Right: fully trained meta-classifier performance on the test set using all available contextual information also.

With the now relatively-pure stream provided by our real-bogus classifier, effort has shifted to more general source classification. This can be used in multiple ways (which we are currently developing):

Automated prioritisation of candidates: minimises human vetting effort
Automated real-time reporting to e.g. TNS
Fully autonomous follow-up campaigns with other connected facilities

The real-bogus classification problem

Difference imaging: an imperfect technique

Most modern transient surveys detect variability via difference imaging, by subtracting a template observation to reveal objects that have changed in brightness since then. This is a complex process, as PSFs must be matched between images, and differential background corrected for. For various approaches to this, see Alard and Lupton (1999), Becker (2015), and Zackay (2016).

Example cutout of a GOTO difference image - centred on the comet C/2017 K2 which appears as a positive flux residual. Note the subtraction residuals of the bright stars present.

The vast majority of detections in this 'difference' image are merely artifacts of the process, arising from imperfect PSF matching or bad subtractions. There are also clear artifacts from bright stars, and cosmic rays that have been broadened into PSF-like shapes by convolution with the PSF-matching kernel.

The real-bogus problem

With the high rates of false positives via the difference imaging method, how can we detect transients in real-time, with minimal human effort, and maximal recovery of real objects? This is where machine learning can help! By training a classifier on metadata of difference image detections with labels of positive (real) or negative (bogus), we can create a fully automated classifier to remove the majority of spurious detections.

Deep learning-based techniques currently lead this, which can represent far more complex decision boundaries than simple machine learning, and features are learned automatically via the process. Our new classifier is based on a convolutional neural network architecture, which we optimise in contrast to other works via hyperparameter tuning.

Performance

To verify real-world performance, we built a test set of over 700 spectroscopically confirmed transients seen in GOTO commissioning data via the TNS. We obtain a balanced accuracy of 97.2%, broadly in line with the scores we obtain on the test set (see below). We use subsets of this to check the consistency of performance with changing magnitude and host offset, plotted below:

Of particular interest: >30% improvement in recovery of faint (>19.5) transients, ~14% improvement in recovery of nuclear transients over a classifier trained purely on minor planets.

Recovery rate (TPR) as a function of GOTO discovery magnitude at a fixed real-bogus threshold of 0.5. The dashed line indicates the performance of a classifier with a similarly sized training set, but with only minor planet detections.

Error bars are derived directly from the classifier score posteriors. The number of detections per bin is written below each bar.

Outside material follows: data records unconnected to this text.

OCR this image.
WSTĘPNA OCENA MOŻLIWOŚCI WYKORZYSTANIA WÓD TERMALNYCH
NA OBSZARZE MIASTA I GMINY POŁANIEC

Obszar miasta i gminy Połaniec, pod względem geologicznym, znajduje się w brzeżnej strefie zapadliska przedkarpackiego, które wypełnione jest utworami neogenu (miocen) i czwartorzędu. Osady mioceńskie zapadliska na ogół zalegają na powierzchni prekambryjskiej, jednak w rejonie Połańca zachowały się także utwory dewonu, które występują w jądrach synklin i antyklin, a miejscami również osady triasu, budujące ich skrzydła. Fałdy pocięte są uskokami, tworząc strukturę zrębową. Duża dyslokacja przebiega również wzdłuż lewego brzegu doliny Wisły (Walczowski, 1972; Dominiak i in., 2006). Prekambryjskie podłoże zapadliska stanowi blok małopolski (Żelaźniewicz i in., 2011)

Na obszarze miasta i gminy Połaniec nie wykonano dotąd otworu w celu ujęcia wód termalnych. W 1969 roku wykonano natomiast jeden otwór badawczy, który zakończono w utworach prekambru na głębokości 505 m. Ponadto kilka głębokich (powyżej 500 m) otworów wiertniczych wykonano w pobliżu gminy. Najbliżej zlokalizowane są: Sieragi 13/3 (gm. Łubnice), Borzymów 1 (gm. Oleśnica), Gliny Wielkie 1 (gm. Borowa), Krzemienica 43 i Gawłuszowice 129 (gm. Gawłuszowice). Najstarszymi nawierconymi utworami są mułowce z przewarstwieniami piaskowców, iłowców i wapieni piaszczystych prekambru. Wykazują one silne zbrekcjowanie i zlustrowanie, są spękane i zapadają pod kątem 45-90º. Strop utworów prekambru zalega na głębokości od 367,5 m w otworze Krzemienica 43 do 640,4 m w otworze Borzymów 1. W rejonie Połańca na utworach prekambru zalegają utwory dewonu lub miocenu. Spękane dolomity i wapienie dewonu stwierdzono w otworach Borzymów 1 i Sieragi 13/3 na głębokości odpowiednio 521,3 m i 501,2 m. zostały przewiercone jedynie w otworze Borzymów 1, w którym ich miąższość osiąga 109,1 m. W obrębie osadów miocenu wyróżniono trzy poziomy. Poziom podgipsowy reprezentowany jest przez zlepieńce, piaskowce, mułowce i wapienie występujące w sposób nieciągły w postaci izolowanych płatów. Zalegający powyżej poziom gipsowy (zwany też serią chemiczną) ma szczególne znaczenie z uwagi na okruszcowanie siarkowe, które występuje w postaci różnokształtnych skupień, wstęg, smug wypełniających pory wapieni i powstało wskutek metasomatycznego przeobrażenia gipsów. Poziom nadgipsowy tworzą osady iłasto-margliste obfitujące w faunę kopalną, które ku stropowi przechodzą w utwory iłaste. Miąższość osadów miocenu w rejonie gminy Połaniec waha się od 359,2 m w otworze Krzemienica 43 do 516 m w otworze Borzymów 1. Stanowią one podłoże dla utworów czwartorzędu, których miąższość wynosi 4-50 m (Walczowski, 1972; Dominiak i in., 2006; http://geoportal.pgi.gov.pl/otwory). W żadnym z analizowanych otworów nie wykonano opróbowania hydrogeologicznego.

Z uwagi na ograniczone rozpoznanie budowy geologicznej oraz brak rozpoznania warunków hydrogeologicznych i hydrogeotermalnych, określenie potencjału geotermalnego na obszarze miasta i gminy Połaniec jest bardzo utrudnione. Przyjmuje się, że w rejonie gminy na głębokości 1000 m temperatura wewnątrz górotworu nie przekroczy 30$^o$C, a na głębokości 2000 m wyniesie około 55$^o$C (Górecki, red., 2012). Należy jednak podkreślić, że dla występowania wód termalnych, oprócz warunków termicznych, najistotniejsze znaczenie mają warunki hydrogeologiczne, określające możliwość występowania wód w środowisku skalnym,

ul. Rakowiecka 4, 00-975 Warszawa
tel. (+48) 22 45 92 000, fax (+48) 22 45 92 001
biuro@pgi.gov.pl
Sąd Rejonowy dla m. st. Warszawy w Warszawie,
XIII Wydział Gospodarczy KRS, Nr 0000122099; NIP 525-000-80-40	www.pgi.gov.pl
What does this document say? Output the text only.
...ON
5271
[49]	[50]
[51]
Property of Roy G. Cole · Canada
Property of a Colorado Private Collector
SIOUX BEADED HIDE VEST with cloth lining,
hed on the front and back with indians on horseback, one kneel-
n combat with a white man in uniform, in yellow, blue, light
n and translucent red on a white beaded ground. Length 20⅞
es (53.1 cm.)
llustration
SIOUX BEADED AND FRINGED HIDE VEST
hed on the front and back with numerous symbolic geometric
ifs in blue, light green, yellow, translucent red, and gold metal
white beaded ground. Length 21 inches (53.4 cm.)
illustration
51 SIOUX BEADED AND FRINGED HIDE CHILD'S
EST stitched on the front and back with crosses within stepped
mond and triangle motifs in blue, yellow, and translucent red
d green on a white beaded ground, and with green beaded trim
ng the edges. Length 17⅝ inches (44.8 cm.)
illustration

The sharp drop in the number of detections beyond 𝐿 ∼ 19.5
is associated with the median 5-sigma limiting magnitude of the GOTO prototype, thus expected

Recovery rate of transients that can be reliably associated with a host galaxy (as cross-matched with WISExSuperCosmos)as a function of host offset. As above, error bars are derived from the classifier score posteriors, and a similarly-sized minor planet-based classifier is plotted for comparison. There is a marked improvement in the recovery rate for very small host offsets, particularly for nuclear transients.

Test set performance

As is normal with ML approaches, we reserve 10% of our training dataset as a held-out test set, to confirm accuracy on data that has not yet been 'seen' by the classifier.

This shows excellent performance, attaining balanced accuracies of 99.49% and 99.19% (F1 score: 0.9925) on the minor planet and synthetic transient test datasets respectively after extensive hyperparameter tuning.